We create the test set using the same rules as the train set but we’ll inject six anomalies of two different types. The anomalies can be longer than one timestamp:

  • Type 1: steps with abs(diff) > 1 (jumps larger than one)

  • Type 2: steps with diff = 0 at values (1, 2) (value remains constant)

[30]:
data = generate_data_ex2(start_val=1, random_state=3)

# 3 anomalies per type
# type 1: sudden shift between state 0 to state 2 without passing by value 1
data[23] = 3
data[44] = 3
data[91] = 0

# type 2: having consecutive timestamps at value 1 or 2
data[3:5] = 2
data[17:19] = 1
data[62:65] = 2

series_test = TimeSeries.from_values(data, columns=["series"])

# identify the anomalies
diffs = np.abs(data[1:] - data[:-1])
anomalies = ~((diffs == 1) | ((diffs == 0) & np.isin(data[1:], [0, 3])))
# the first step is not an anomaly
anomalies = np.concatenate([[False], anomalies]).astype(int)

anomalies = TimeSeries.from_times_and_values(
    series_test.time_index, anomalies, columns=["is_anomaly"]
)
[31]:
show_anomalies_from_scores(
    series=series_test, anomalies=anomalies, title="Testing set univariate"
)
plt.show()
../_images/examples_22-anomaly-detection-examples_76_0.png

From left to right, anomalies at positions 3, 4, and 6 are of type 1, and anomalies at positions 1, 2, and 5 are of type 2.
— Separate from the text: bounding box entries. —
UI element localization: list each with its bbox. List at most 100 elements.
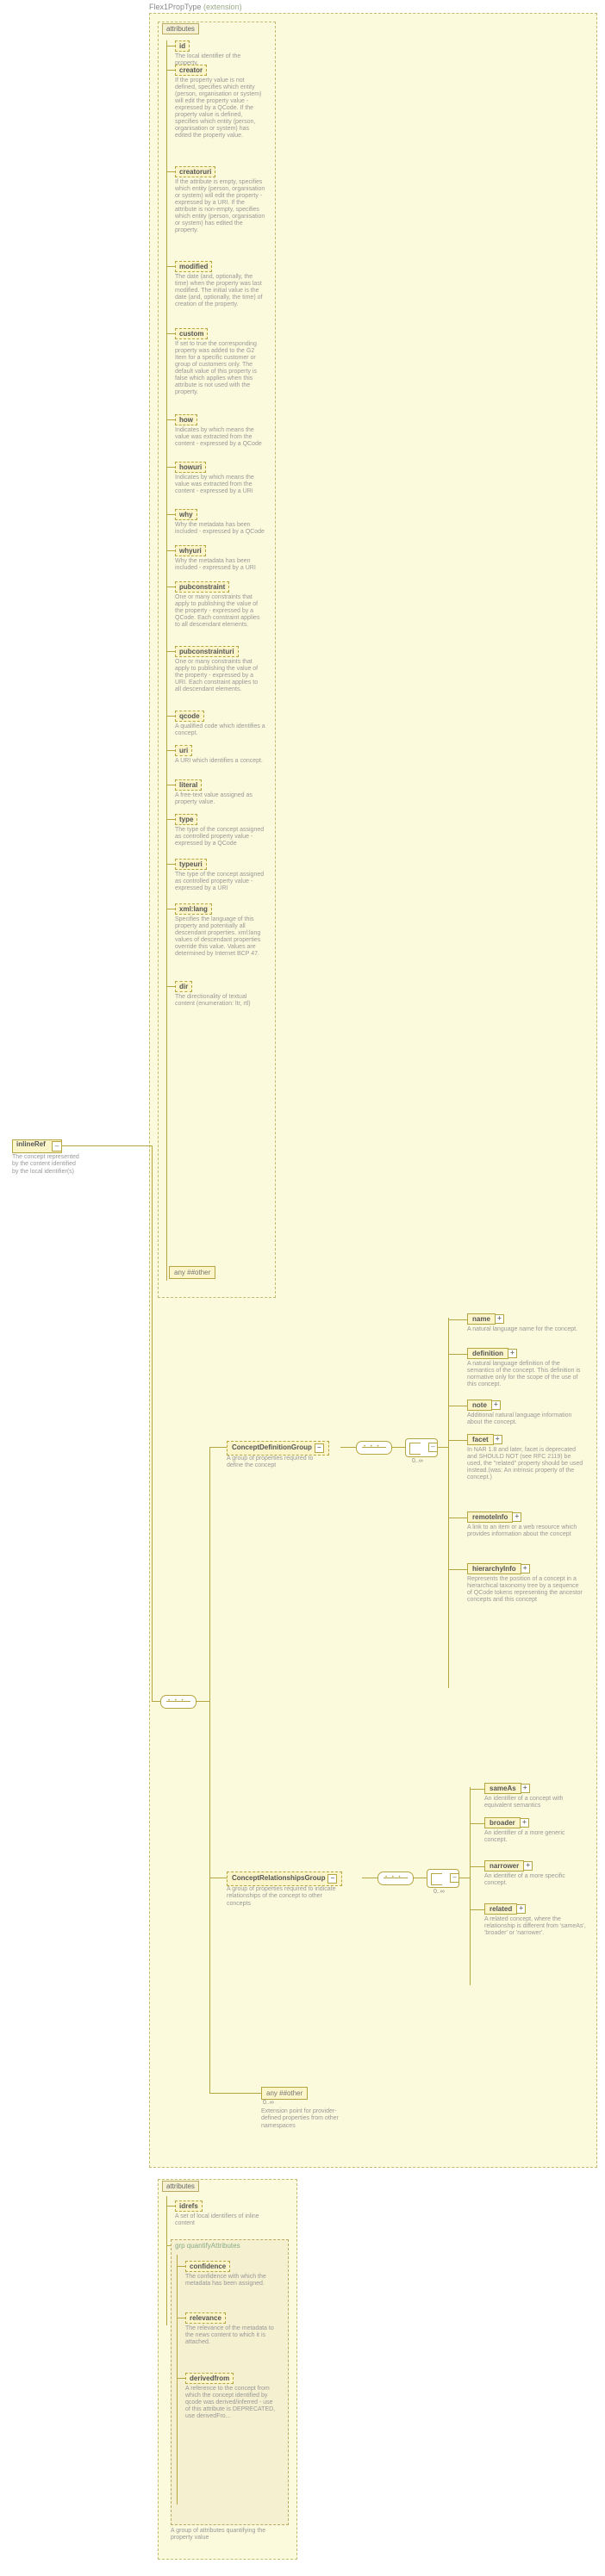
elem-desc: Represents the position of a concept in … xyxy=(467,1576,583,1604)
attr-desc: A reference to the concept from which th… xyxy=(185,2386,278,2420)
attr-desc: Specifies the language of this property … xyxy=(175,916,265,958)
attr-desc: A free-text value assigned as property v… xyxy=(175,792,265,806)
attr-pubconstrainturi: pubconstrainturi One or many constraints … xyxy=(175,646,271,693)
attr-desc: One or many constraints that apply to pu… xyxy=(175,659,265,693)
choice-def[interactable]: – xyxy=(405,1438,438,1457)
cardinality: 0..∞ xyxy=(412,1458,423,1464)
collapse-icon[interactable]: – xyxy=(327,1874,337,1884)
attr-name: custom xyxy=(175,328,208,339)
attr-creatoruri: creatoruri If the attribute is empty, spe… xyxy=(175,166,271,234)
elem-name: narrower+ xyxy=(484,1860,524,1871)
elem-name: related+ xyxy=(484,1903,517,1915)
attr-dir: dirThe directionality of textual content… xyxy=(175,981,271,1008)
elem-name: sameAs+ xyxy=(484,1783,521,1794)
attributes-header: attributes xyxy=(162,23,199,34)
elem-name: note+ xyxy=(467,1400,492,1411)
elem-facet[interactable]: facet+In NAR 1.8 and later, facet is dep… xyxy=(467,1434,588,1481)
attr-name: confidence xyxy=(185,2261,230,2272)
attr-name: type xyxy=(175,814,197,825)
collapse-icon[interactable]: – xyxy=(315,1443,324,1453)
attr-uri: uriA URI which identifies a concept. xyxy=(175,745,271,765)
elem-definition[interactable]: definition+A natural language definition… xyxy=(467,1348,588,1388)
attr-desc: The type of the concept assigned as cont… xyxy=(175,827,265,847)
root-description: The concept represented by the content i… xyxy=(12,1154,81,1176)
attr-name: how xyxy=(175,414,197,425)
expand-icon[interactable]: + xyxy=(512,1512,521,1522)
attr-name: whyuri xyxy=(175,545,206,556)
attr-custom: customIf set to true the corresponding p… xyxy=(175,328,271,396)
expand-icon[interactable]: + xyxy=(521,1784,530,1793)
elem-remoteInfo[interactable]: remoteInfo+A link to an item or a web re… xyxy=(467,1511,588,1538)
attr-name: pubconstrainturi xyxy=(175,646,239,657)
expand-icon[interactable]: + xyxy=(516,1904,526,1914)
type-name: Flex1PropType xyxy=(149,3,202,11)
concept-relationships-group[interactable]: ConceptRelationshipsGroup– xyxy=(227,1871,342,1886)
attr-desc: The directionality of textual content (e… xyxy=(175,994,265,1008)
expand-icon[interactable]: + xyxy=(495,1314,504,1324)
elem-hierarchyInfo[interactable]: hierarchyInfo+ Represents the position of… xyxy=(467,1563,588,1604)
cardinality: 0..∞ xyxy=(433,1889,445,1895)
expand-icon[interactable]: + xyxy=(493,1435,502,1444)
attr-desc: One or many constraints that apply to pu… xyxy=(175,594,265,629)
expand-icon[interactable]: + xyxy=(520,1818,529,1828)
attr-modified: modifiedThe date (and, optionally, the t… xyxy=(175,261,271,308)
attr-desc: Indicates by which means the value was e… xyxy=(175,427,265,448)
concept-definition-group[interactable]: ConceptDefinitionGroup– xyxy=(227,1441,329,1456)
elem-desc: An identifier of a more generic concept. xyxy=(484,1830,588,1844)
attr-name: uri xyxy=(175,745,192,756)
attr-name: howuri xyxy=(175,462,206,473)
elem-name[interactable]: name+A natural language name for the con… xyxy=(467,1313,588,1333)
attr-creator: creatorIf the property value is not defi… xyxy=(175,65,271,140)
attr-desc: Why the metadata has been included - exp… xyxy=(175,522,265,536)
attr-name: why xyxy=(175,509,197,520)
elem-desc: A natural language name for the concept. xyxy=(467,1326,583,1333)
elem-desc: An identifier of a concept with equivale… xyxy=(484,1796,588,1809)
collapse-icon[interactable]: – xyxy=(52,1141,62,1151)
root-element[interactable]: inlineRef – xyxy=(12,1139,62,1153)
attr-name: creatoruri xyxy=(175,166,215,177)
any-element: any ##other xyxy=(261,2087,308,2100)
attr-id: idThe local identifier of the property. xyxy=(175,40,271,67)
attr-name: creator xyxy=(175,65,207,76)
any-desc: Extension point for provider-defined pro… xyxy=(261,2108,356,2130)
elem-name: hierarchyInfo+ xyxy=(467,1563,521,1574)
elem-desc: A link to an item or a web resource whic… xyxy=(467,1524,583,1538)
elem-name: name+ xyxy=(467,1313,496,1325)
attr-literal: literalA free-text value assigned as pro… xyxy=(175,779,271,806)
attr-pubconstraint: pubconstraintOne or many constraints tha… xyxy=(175,581,271,629)
elem-desc: Additional natural language information … xyxy=(467,1412,583,1426)
expand-icon[interactable]: + xyxy=(508,1349,517,1358)
attr-desc: The date (and, optionally, the time) whe… xyxy=(175,274,265,308)
quantify-label: grp quantifyAttributes xyxy=(172,2240,288,2251)
sequence-rel: • • • xyxy=(377,1871,414,1885)
def-group-desc: A group of properties required to define… xyxy=(227,1456,330,1470)
elem-narrower[interactable]: narrower+An identifier of a more specifi… xyxy=(484,1860,592,1887)
expand-icon[interactable]: + xyxy=(491,1400,501,1410)
elem-note[interactable]: note+Additional natural language informa… xyxy=(467,1400,588,1426)
attr-idrefs: idrefs A set of local identifiers of inl… xyxy=(175,2200,278,2227)
attr-whyuri: whyuri Why the metadata has been included… xyxy=(175,545,271,572)
expand-icon[interactable]: + xyxy=(523,1861,533,1871)
elem-related[interactable]: related+A related concept, where the rel… xyxy=(484,1903,592,1937)
attr-name: literal xyxy=(175,779,202,791)
attr-desc: The relevance of the metadata to the new… xyxy=(185,2325,278,2346)
attr-desc: The confidence with which the metadata h… xyxy=(185,2274,278,2287)
elem-sameAs[interactable]: sameAs+ An identifier of a concept with e… xyxy=(484,1783,592,1809)
attr-howuri: howuri Indicates by which means the value… xyxy=(175,462,271,495)
attr-relevance: relevanceThe relevance of the metadata t… xyxy=(185,2312,282,2346)
attr-why: why Why the metadata has been included - … xyxy=(175,509,271,536)
attr-desc: If the attribute is empty, specifies whi… xyxy=(175,179,265,234)
cardinality: 0..∞ xyxy=(263,2100,274,2106)
attr-desc: Indicates by which means the value was e… xyxy=(175,475,265,495)
attr-desc: The type of the concept assigned as cont… xyxy=(175,872,265,892)
attr-qcode: qcodeA qualified code which identifies a… xyxy=(175,711,271,737)
attr-desc: Why the metadata has been included - exp… xyxy=(175,558,265,572)
elem-name: remoteInfo+ xyxy=(467,1511,513,1523)
type-context: (extension) xyxy=(203,3,242,11)
sequence-def: • • • xyxy=(356,1441,392,1455)
any-attribute: any ##other xyxy=(169,1266,215,1279)
attr-type: type The type of the concept assigned as … xyxy=(175,814,271,847)
choice-rel[interactable]: – xyxy=(427,1869,459,1888)
elem-broader[interactable]: broader+An identifier of a more generic … xyxy=(484,1817,592,1844)
expand-icon[interactable]: + xyxy=(521,1564,530,1574)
Use the scorer KMeansScorer()

We fit two KMeansScorer with different values for the window parameter (1 and 2).

[32]:
windows = [1, 2]
Kmeans_scorer_w1 = KMeansScorer(k=4, window=windows[0])
Kmeans_scorer_w2 = KMeansScorer(k=8, window=windows[1], window_agg=False)
[33]:
scores_all = []
metric_data = {"AUC_ROC": [], "AUC_PR": []}
for model, window in zip([Kmeans_scorer_w1, Kmeans_scorer_w2], windows):
    model.fit(series_train)
    scores = model.score(series_test)
    scores_all.append(scores)

    for metric_name in metric_data:
        metric_data[metric_name].append(
            eval_metric_from_scores(
                anomalies=anomalies,
                pred_scores=scores,
                metric=metric_name,
            )
        )
pd.DataFrame(data=metric_data, index=["w_1", "w_2"])
[33]:
AUC_ROC AUC_PR
w_1 0.460212 0.123077
w_2 1.000000 1.000000

The metric indicates that the scorer with the parameter window set to 1 cannot locate the anomalies. On the other hand, the scorer with the parameter set to 2 perfectly identified the anomalies.

[34]:
show_anomalies_from_scores(
    series=series_test,
    anomalies=anomalies,
    pred_scores=scores_all,
    names_of_scorers=["KMeansScorer_w1", "KMeansScorer_w2"],
    metric="AUC_ROC",
    title="Anomaly results from KMeansScorer",
)
../_images/examples_22-anomaly-detection-examples_83_0.png

We can see the accurate prediction of the scorer with a window of 2 compared to that of the scorer with a window of 1.